Kelley, an Austin native, had never been on the Chesapeake Bay before this recent trip, as was the case for most of the IGERT fellows. Many had not spent much time out of the lab, so the opportunity to get their hands wet and dirty was a welcome one.

A standout moment for most came when the boat's crew dredged for oysters on a bed that, because of recent strict policies and oversight, has begun to flourish after more than a century of overfishing that all but destroyed the bay's oyster population.

When the time came to pull the dredge out of the water, the fellows teamed up to pull the rope with a booming chorus of "heave ho's."

Just after the oysters and other sea critters spilled out on the boat's engine box, another lesson commenced.
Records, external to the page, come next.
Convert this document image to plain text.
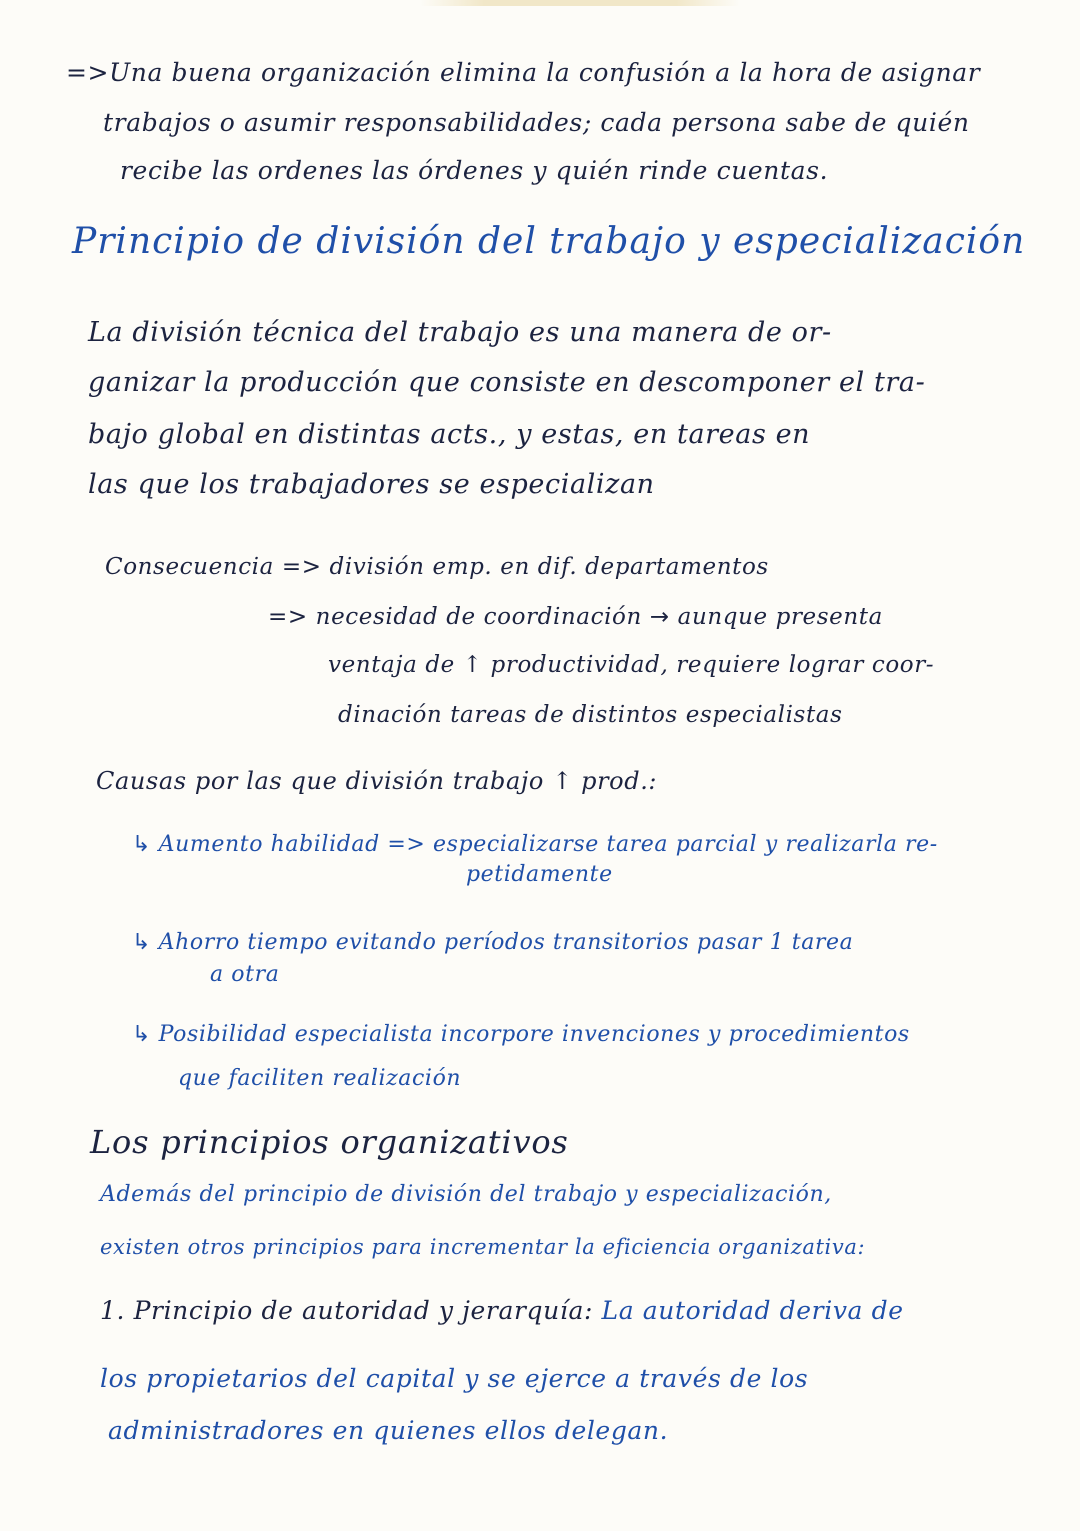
=>Una buena organización elimina la confusión a la hora de asignar
trabajos o asumir responsabilidades; cada persona sabe de quién
recibe las ordenes las órdenes y quién rinde cuentas.
Principio de división del trabajo y especialización
La división técnica del trabajo es una manera de or-
ganizar la producción que consiste en descomponer el tra-
bajo global en distintas acts., y estas, en tareas en
las que los trabajadores se especializan
Consecuencia => división emp. en dif. departamentos
=> necesidad de coordinación → aunque presenta
ventaja de ↑ productividad, requiere lograr coor-
dinación tareas de distintos especialistas
Causas por las que división trabajo ↑ prod.:
↳ Aumento habilidad => especializarse tarea parcial y realizarla re-
petidamente
↳ Ahorro tiempo evitando períodos transitorios pasar 1 tarea
a otra
↳ Posibilidad especialista incorpore invenciones y procedimientos
que faciliten realización
Los principios organizativos
Además del principio de división del trabajo y especialización,
existen otros principios para incrementar la eficiencia organizativa:
1. Principio de autoridad y jerarquía: La autoridad deriva de
los propietarios del capital y se ejerce a través de los
administradores en quienes ellos delegan.
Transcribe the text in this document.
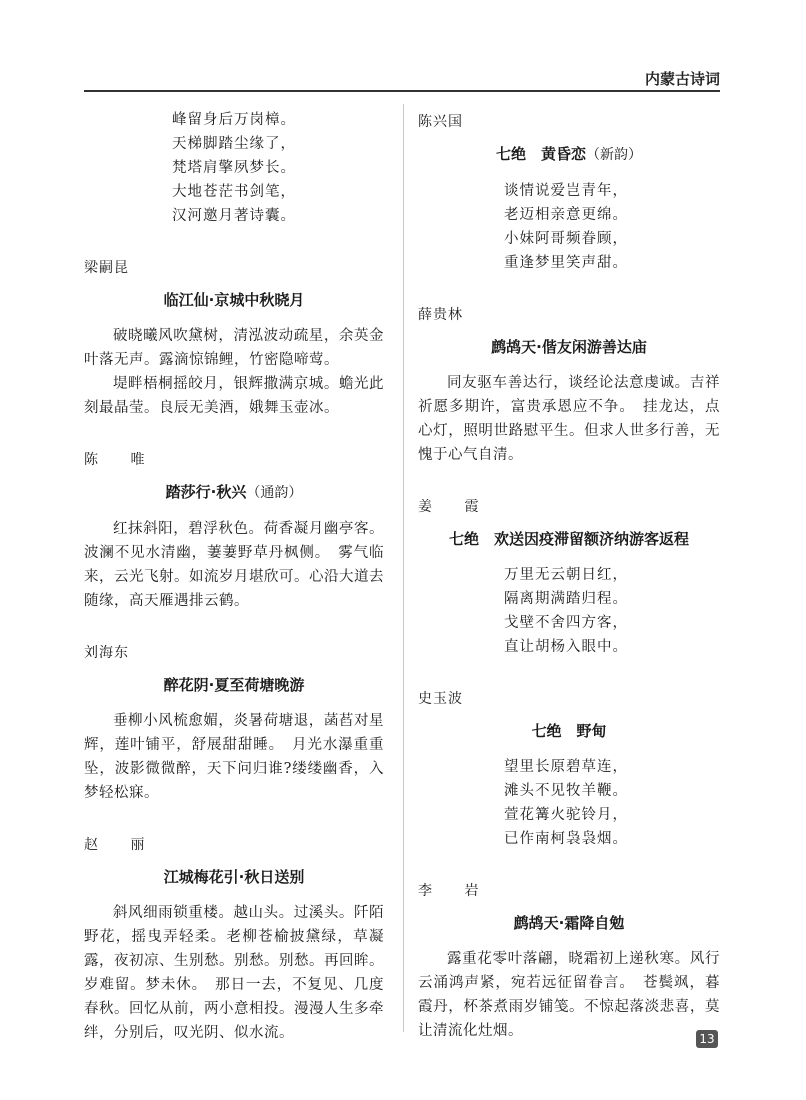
内蒙古诗词
峰留身后万岗樟。
天梯脚踏尘缘了，
梵塔肩擎夙梦长。
大地苍茫书剑笔，
汉河邀月著诗囊。
梁嗣昆
临江仙·京城中秋晓月

破晓曦风吹黛树，清泓波动疏星，余英金叶落无声。露滴惊锦鲤，竹密隐啼莺。

堤畔梧桐摇皎月，银辉撒满京城。蟾光此刻最晶莹。良辰无美酒，娥舞玉壶冰。

陈 唯
踏莎行·秋兴（通韵）

红抹斜阳，碧浮秋色。荷香凝月幽亭客。波澜不见水清幽，萋萋野草丹枫侧。　雾气临来，云光飞射。如流岁月堪欣可。心沿大道去随缘，高天雁遇排云鹤。

刘海东
醉花阴·夏至荷塘晚游

垂柳小风梳愈媚，炎暑荷塘退，菡萏对星辉，莲叶铺平，舒展甜甜睡。　月光水瀑重重坠，波影微微醉，天下问归谁?缕缕幽香，入梦轻松寐。

赵 丽
江城梅花引·秋日送别

斜风细雨锁重楼。越山头。过溪头。阡陌野花，摇曳弄轻柔。老柳苍榆披黛绿，草凝露，夜初凉、生别愁。别愁。别愁。再回眸。岁难留。梦未休。　那日一去，不复见、几度春秋。回忆从前，两小意相投。漫漫人生多牵绊，分别后，叹光阴、似水流。

陈兴国
七绝　黄昏恋（新韵）
谈情说爱岂青年，
老迈相亲意更绵。
小妹阿哥频眷顾，
重逢梦里笑声甜。
薛贵林
鹧鸪天·偕友闲游善达庙

同友驱车善达行，谈经论法意虔诚。吉祥祈愿多期许，富贵承恩应不争。　挂龙达，点心灯，照明世路慰平生。但求人世多行善，无愧于心气自清。

姜 霞
七绝　欢送因疫滞留额济纳游客返程
万里无云朝日红，
隔离期满踏归程。
戈壁不舍四方客，
直让胡杨入眼中。
史玉波
七绝　野甸
望里长原碧草连，
滩头不见牧羊鞭。
萱花篝火驼铃月，
已作南柯袅袅烟。
李 岩
鹧鸪天·霜降自勉

露重花零叶落翩，晓霜初上递秋寒。风行云涌鸿声紧，宛若远征留眷言。　苍鬓飒，暮霞丹，杯茶煮雨岁铺笺。不惊起落淡悲喜，莫让清流化灶烟。	13
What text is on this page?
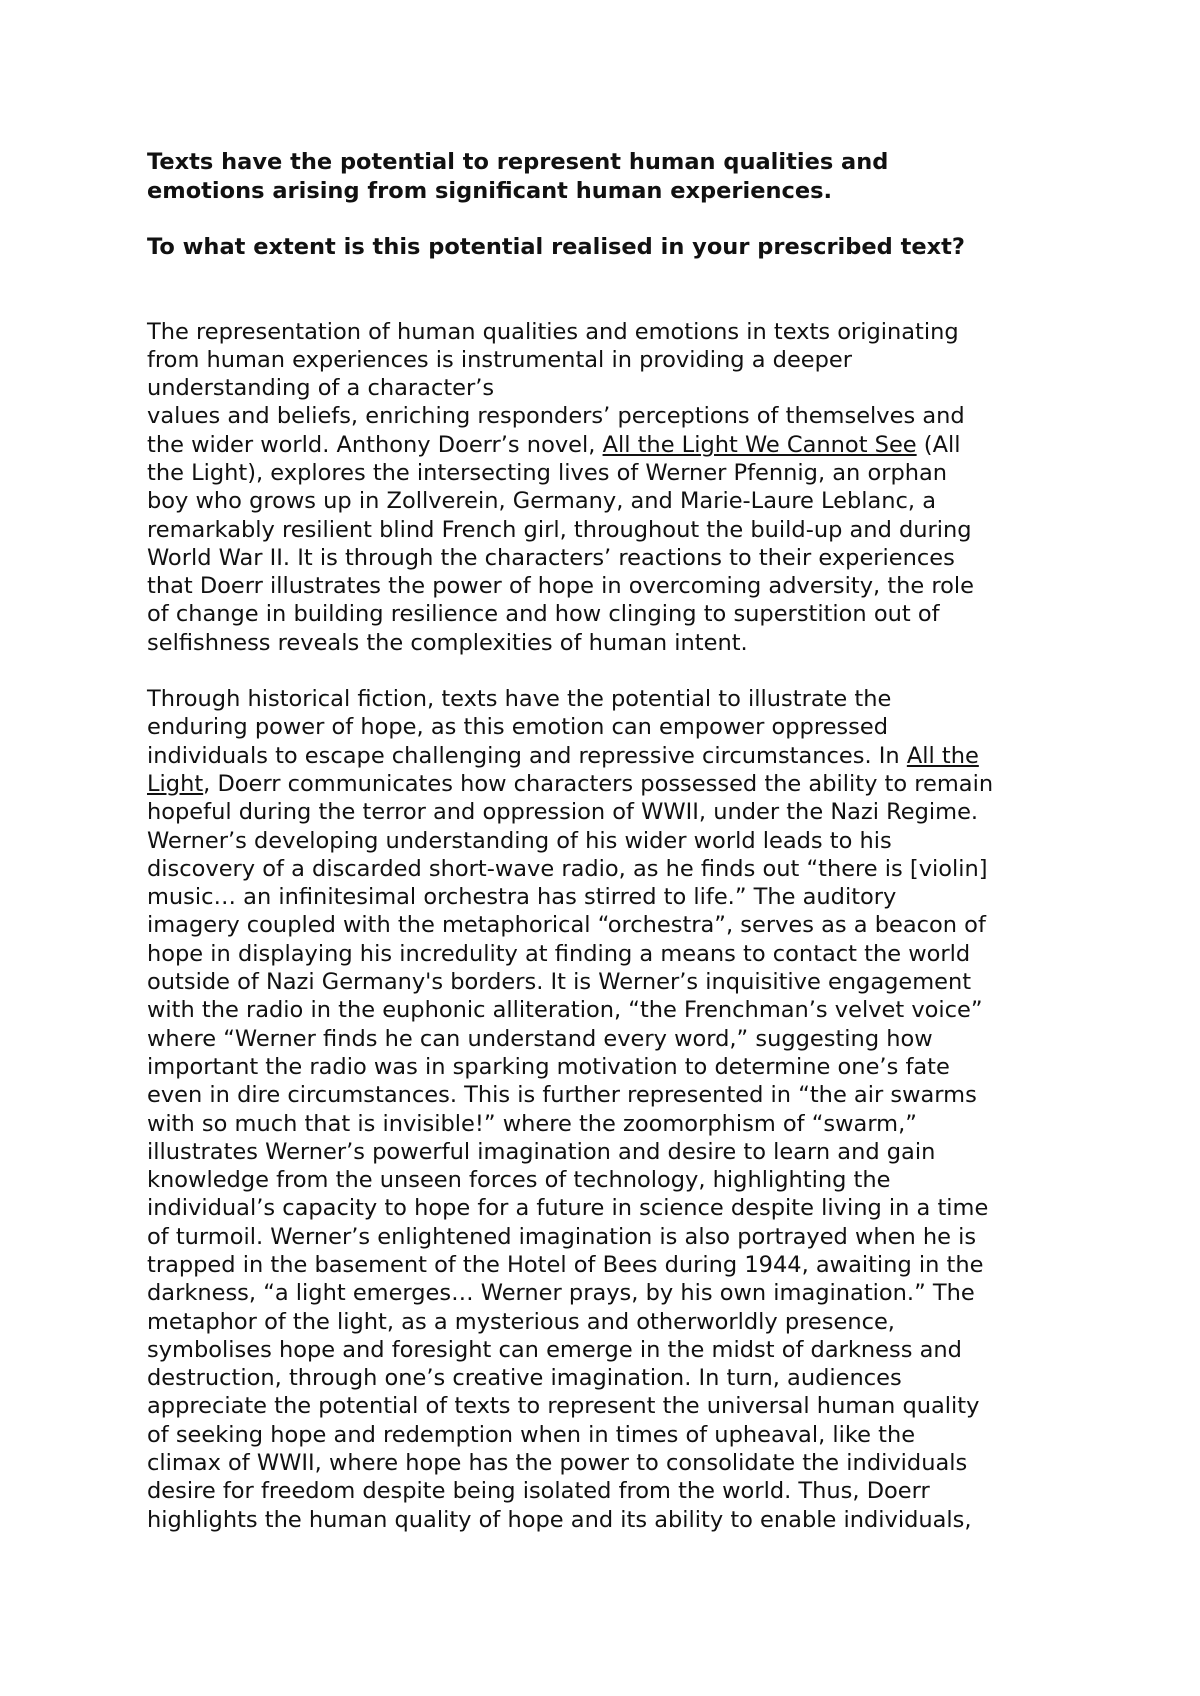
Texts have the potential to represent human qualities and
emotions arising from significant human experiences.
To what extent is this potential realised in your prescribed text?

The representation of human qualities and emotions in texts originating
from human experiences is instrumental in providing a deeper
understanding of a character’s
values and beliefs, enriching responders’ perceptions of themselves and
the wider world. Anthony Doerr’s novel, All the Light We Cannot See (All
the Light), explores the intersecting lives of Werner Pfennig, an orphan
boy who grows up in Zollverein, Germany, and Marie-Laure Leblanc, a
remarkably resilient blind French girl, throughout the build-up and during
World War II. It is through the characters’ reactions to their experiences
that Doerr illustrates the power of hope in overcoming adversity, the role
of change in building resilience and how clinging to superstition out of
selfishness reveals the complexities of human intent.

Through historical fiction, texts have the potential to illustrate the
enduring power of hope, as this emotion can empower oppressed
individuals to escape challenging and repressive circumstances. In All the
Light, Doerr communicates how characters possessed the ability to remain
hopeful during the terror and oppression of WWII, under the Nazi Regime.
Werner’s developing understanding of his wider world leads to his
discovery of a discarded short-wave radio, as he finds out “there is [violin]
music… an infinitesimal orchestra has stirred to life.” The auditory
imagery coupled with the metaphorical “orchestra”, serves as a beacon of
hope in displaying his incredulity at finding a means to contact the world
outside of Nazi Germany's borders. It is Werner’s inquisitive engagement
with the radio in the euphonic alliteration, “the Frenchman’s velvet voice”
where “Werner finds he can understand every word,” suggesting how
important the radio was in sparking motivation to determine one’s fate
even in dire circumstances. This is further represented in “the air swarms
with so much that is invisible!” where the zoomorphism of “swarm,”
illustrates Werner’s powerful imagination and desire to learn and gain
knowledge from the unseen forces of technology, highlighting the
individual’s capacity to hope for a future in science despite living in a time
of turmoil. Werner’s enlightened imagination is also portrayed when he is
trapped in the basement of the Hotel of Bees during 1944, awaiting in the
darkness, “a light emerges… Werner prays, by his own imagination.” The
metaphor of the light, as a mysterious and otherworldly presence,
symbolises hope and foresight can emerge in the midst of darkness and
destruction, through one’s creative imagination. In turn, audiences
appreciate the potential of texts to represent the universal human quality
of seeking hope and redemption when in times of upheaval, like the
climax of WWII, where hope has the power to consolidate the individuals
desire for freedom despite being isolated from the world. Thus, Doerr
highlights the human quality of hope and its ability to enable individuals,
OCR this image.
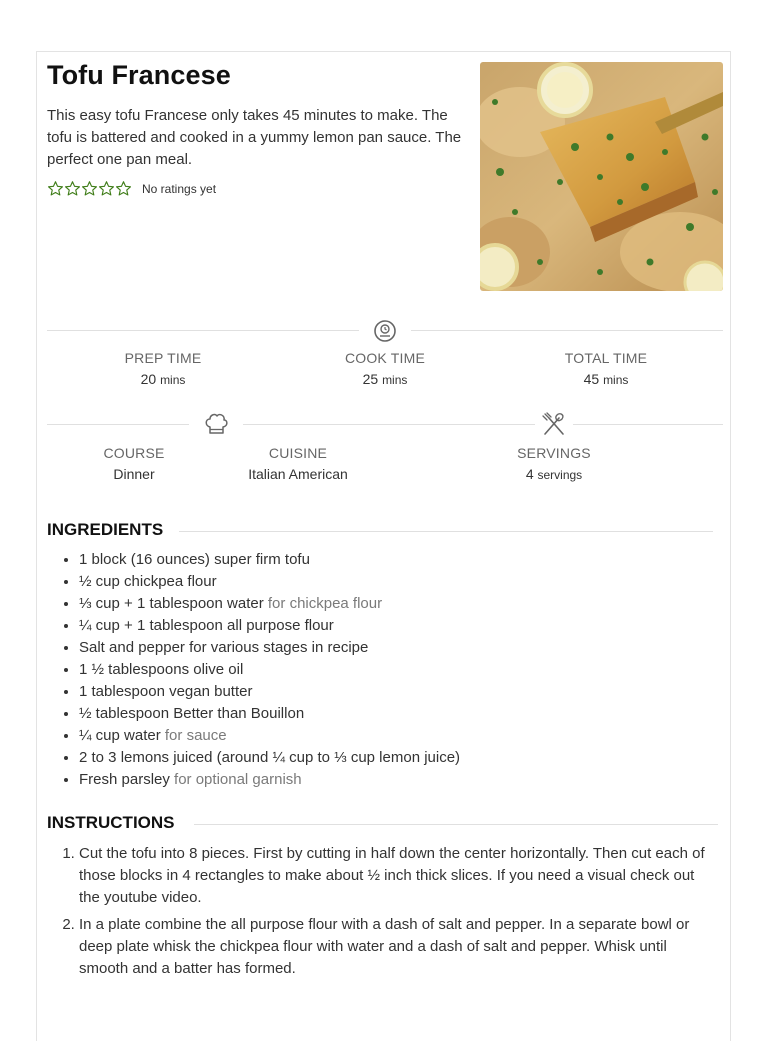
Tofu Francese

This easy tofu Francese only takes 45 minutes to make. The tofu is battered and cooked in a yummy lemon pan sauce. The perfect one pan meal.

No ratings yet
PREP TIME
20 mins
COOK TIME
25 mins
TOTAL TIME
45 mins
COURSE
Dinner
CUISINE
Italian American
SERVINGS
4 servings
INGREDIENTS
• 1 block (16 ounces) super firm tofu
• ½ cup chickpea flour
• ⅓ cup + 1 tablespoon water for chickpea flour
• ¼ cup + 1 tablespoon all purpose flour
• Salt and pepper for various stages in recipe
• 1 ½ tablespoons olive oil
• 1 tablespoon vegan butter
• ½ tablespoon Better than Bouillon
• ¼ cup water for sauce
• 2 to 3 lemons juiced (around ¼ cup to ⅓ cup lemon juice)
• Fresh parsley for optional garnish
INSTRUCTIONS
1. Cut the tofu into 8 pieces. First by cutting in half down the center horizontally. Then cut each of those blocks in 4 rectangles to make about ½ inch thick slices. If you need a visual check out the youtube video.
2. In a plate combine the all purpose flour with a dash of salt and pepper. In a separate bowl or deep plate whisk the chickpea flour with water and a dash of salt and pepper. Whisk until smooth and a batter has formed.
Granberg spoke about how one oyster can filter 50 gallons in a day as it sorts out suspended solids in the water, taking only what it needs and breaking down the rest into tiny pellets and ribbons that get deposited on the water floor and then become "fast food" for worms, crabs, shrimp, and fish.

"That is why these oysters are so important, and why we want to see them come back and thrive in these waters," Granberg said. "They help improve the water quality and are invaluable to this ecosystem that we love."

The students nodded and ate up every word. They realize that, like the oysters, they will have a role to play in the healthy future of endangered waterways. They are ready to get to work.